The present study attempts to suggest a promising solution to reduce the material cost and time required of the mini channels being employed for the cooling of the high concentration photovoltaic systems. Truncating appropriate fins ratios from the entrance and exit regions of the min channel is adopted to reduce the pressure drop across the channels and the operating energy cost of such cooling mechanism. The proposed designs should meet their functionalities with higher or closed performance to the conventional mini channels. The deduced shortcomings of the present work can be summarized as follows:

• For the single-layer and stacked MCBHS, the use of a truncating ratio of 31% enables achieving minor decrease of the maximum cell temperature, compared to the conventional configurations, but that means a beneficial gain of 31% of the required materials and manufacturing cost of the mini-channel-based heat sink.
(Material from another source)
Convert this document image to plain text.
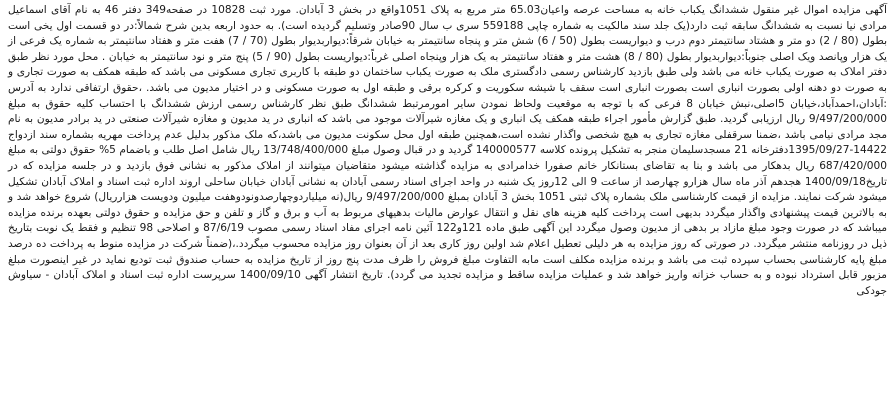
آگهی مزایده اموال غیر منقول ششدانگ یکباب خانه به مساحت عرصه واعیان65.03 متر مربع به پلاک 1051واقع در بخش 3 آبادان. مورد ثبت 10828 در صفحه349 دفتر 46 به نام آقای اسماعیل مرادی نیا نسبت به ششدانگ سابقه ثبت دارد(یک جلد سند مالکیت به شماره چاپی 559188 سری ب سال 90صادر وتسلیم گردیده است). به حدود اربعه بدین شرح شمالاً:در دو قسمت اول یخی است بطول (80 / 2) دو متر و هشتاد سانتیمتر دوم درب و دیواریست بطول (50 / 6) شش متر و پنجاه سانتیمتر به خیابان شرقاً:دیواربدیوار بطول (70 / 7) هفت متر و هفتاد سانتیمتر به شماره یک فرعی از یک هزار وپانصد ویک اصلی جنوباً:دیواربدیوار بطول (80 / 8) هشت متر و هفتاد سانتیمتر به یک هزار وپنجاه اصلی غرباً:دیواریست بطول (90 / 5) پنج متر و نود سانتیمتر به خیابان . محل مورد نظر طبق دفتر املاک به صورت یکباب خانه می باشد ولی طبق بازدید کارشناس رسمی دادگستری ملک به صورت یکباب ساختمان دو طبقه با کاربری تجاری مسکونی می باشد که طبقه همکف به صورت تجاری و به صورت دو دهنه اولی بصورت انباری است بصورت انباری است سقف با شیشه سکوریت و کرکره برقی و طبقه اول به صورت مسکونی و در اختیار مدیون می باشد. ،حقوق ارتفاقی ندارد به آدرس :آبادان،احمدآباد،خیابان 5اصلی،نبش خیابان 8 فرعی که با توجه به موقعیت ولحاظ نمودن سایر امورمرتبط ششدانگ طبق نظر کارشناس رسمی ارزش ششدانگ با احتساب کلیه حقوق به مبلغ 9/497/200/000 ریال ارزیابی گردید. طبق گزارش مأمور اجراء طبقه همکف یک انباری و یک مغازه شیرآلات موجود می باشد که انباری در ید مدیون و مغازه شیرآلات صنعتی در ید برادر مدیون به نام مجد مرادی نیامی باشد ،ضمنا سرقفلی مغازه تجاری به هیچ شخصی واگذار نشده است،همچنین طبقه اول محل سکونت مدیون می باشد،که ملک مذکور بدلیل عدم پرداخت مهریه بشماره سند ازدواج 14422-1395/09/27دفترخانه 21 مسجدسلیمان منجر به تشکیل پرونده کلاسه 140000577 گردید و در قبال وصول مبلغ 13/748/400/000 ریال شامل اصل طلب و باضمام 5% حقوق دولتی به مبلغ 687/420/000 ریال بدهکار می باشد و بنا به تقاضای بستانکار خانم صفورا خدامرادی به مزایده گذاشته میشود متقاضیان میتوانند از املاک مذکور به نشانی فوق بازدید و در جلسه مزایده که در تاریخ1400/09/18 هجدهم آذر ماه سال هزارو چهارصد از ساعت 9 الی 12روز یک شنبه در واحد اجرای اسناد رسمی آبادان به نشانی آبادان خیابان ساحلی اروند اداره ثبت اسناد و املاک آبادان تشکیل میشود شرکت نمایند. مزایده از قیمت کارشناسی ملک بشماره پلاک ثبتی 1051 بخش 3 آبادان بمبلغ 9/497/200/000 ریال(نه میلیاردوچهارصدونودوهفت میلیون ودویست هزارریال) شروع خواهد شد و به بالاترین قیمت پیشنهادی واگذار میگردد بدیهی است پرداخت کلیه هزینه های نقل و انتقال عوارض مالیات بدهیهای مربوط به آب و برق و گاز و تلفن و حق مزایده و حقوق دولتی بعهده برنده مزایده میباشد که در صورت وجود مبلغ مازاد بر بدهی از مدیون وصول میگردد این آگهی طبق ماده 121و122 آئین نامه اجرای مفاد اسناد رسمی مصوب 87/6/19 و اصلاحی 98 تنظیم و فقط یک نوبت بتاریخ ذیل در روزنامه منتشر میگردد. در صورتی که روز مزایده به هر دلیلی تعطیل اعلام شد اولین روز کاری بعد از آن بعنوان روز مزایده محسوب میگردد.،(ضمناً شرکت در مزایده منوط به پرداخت ده درصد مبلغ پایه کارشناسی بحساب سپرده ثبت می باشد و برنده مزایده مکلف است مابه التفاوت مبلغ فروش را ظرف مدت پنج روز از تاریخ مزایده به حساب صندوق ثبت تودیع نماید در غیر اینصورت مبلغ مزبور قابل استرداد نبوده و به حساب خزانه واریز خواهد شد و عملیات مزایده ساقط و مزایده تجدید می گردد). تاریخ انتشار آگهی 1400/09/10 سرپرست اداره ثبت اسناد و املاک آبادان - سیاوش جودکی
This outcome has explained the higher recorded electrical efficiencies when using a truncating ratio of 31% for both the single-layer and stacked MCBHS. However, for all investigated configurations, a truncating ratio of 65% is more effective to ensure more surface temperature uniformity distribution.
• For both single-layer and stacked MCBHS, a truncating ratio of 65% qualifies the recording of the highest water outlet temperature and the lowest pressure drops relatively compared to the conventional MCBHS configurations. The highest water temperature has reached up to 52.7 ${}^{\circ }\mathrm{C}$ by the stacked MCBHS with a truncating ratio of 65% and reached under CR of 2000× and a mass flow rate of 0.001 kg/s.
• For both single-layer and stacked MCBHS, the use of a truncating ratio of 65% has driven the upper hands to achieve higher ratio of thermal power to pumping power. The maximum RTP values have been recorded by the single-layer MCBHS with a truncating ratio of 65% equal to 23.61 × ${10}^6$ and 233.06 × ${10}^3$ at a mass flow rate of $0.008$ $\mathrm{k}\mathrm{g}$ $\mathrm{s}$⁻¹ and $0.001$ $\mathrm{k}\mathrm{g}$ $\mathrm{s}$⁻¹, respectively, under 2000×. Here, it is worth noticing that at high water flow rates, this superiority being achieved by using a truncating ratio of 65% becomes insignificant.

5. Future Work

As avenues of the present work, experimental study emphasizing the performance enhancement and the cost-effectiveness of the proposed designs under the real climate weather conditions of Saudi Arabia will be performed. The economic competitiveness of the proposed HCPVT systems should be compared to that of planar photovoltaic thermal modules available in the market [35]. Future research may examine silicon matrix high-voltage photovoltaic converters [36,37], which are also utilized in concentrator systems, as an alternative to expensive multi-component solar converters due to their high electrical efficiency, low cost and extended service life.The use of a two-component polysiloxane compound in these solar modules decreases photovoltaic converter deterioration when operating in a concentrated solar flux and at a high operating temperature, which is especially important in Saudi Arabia.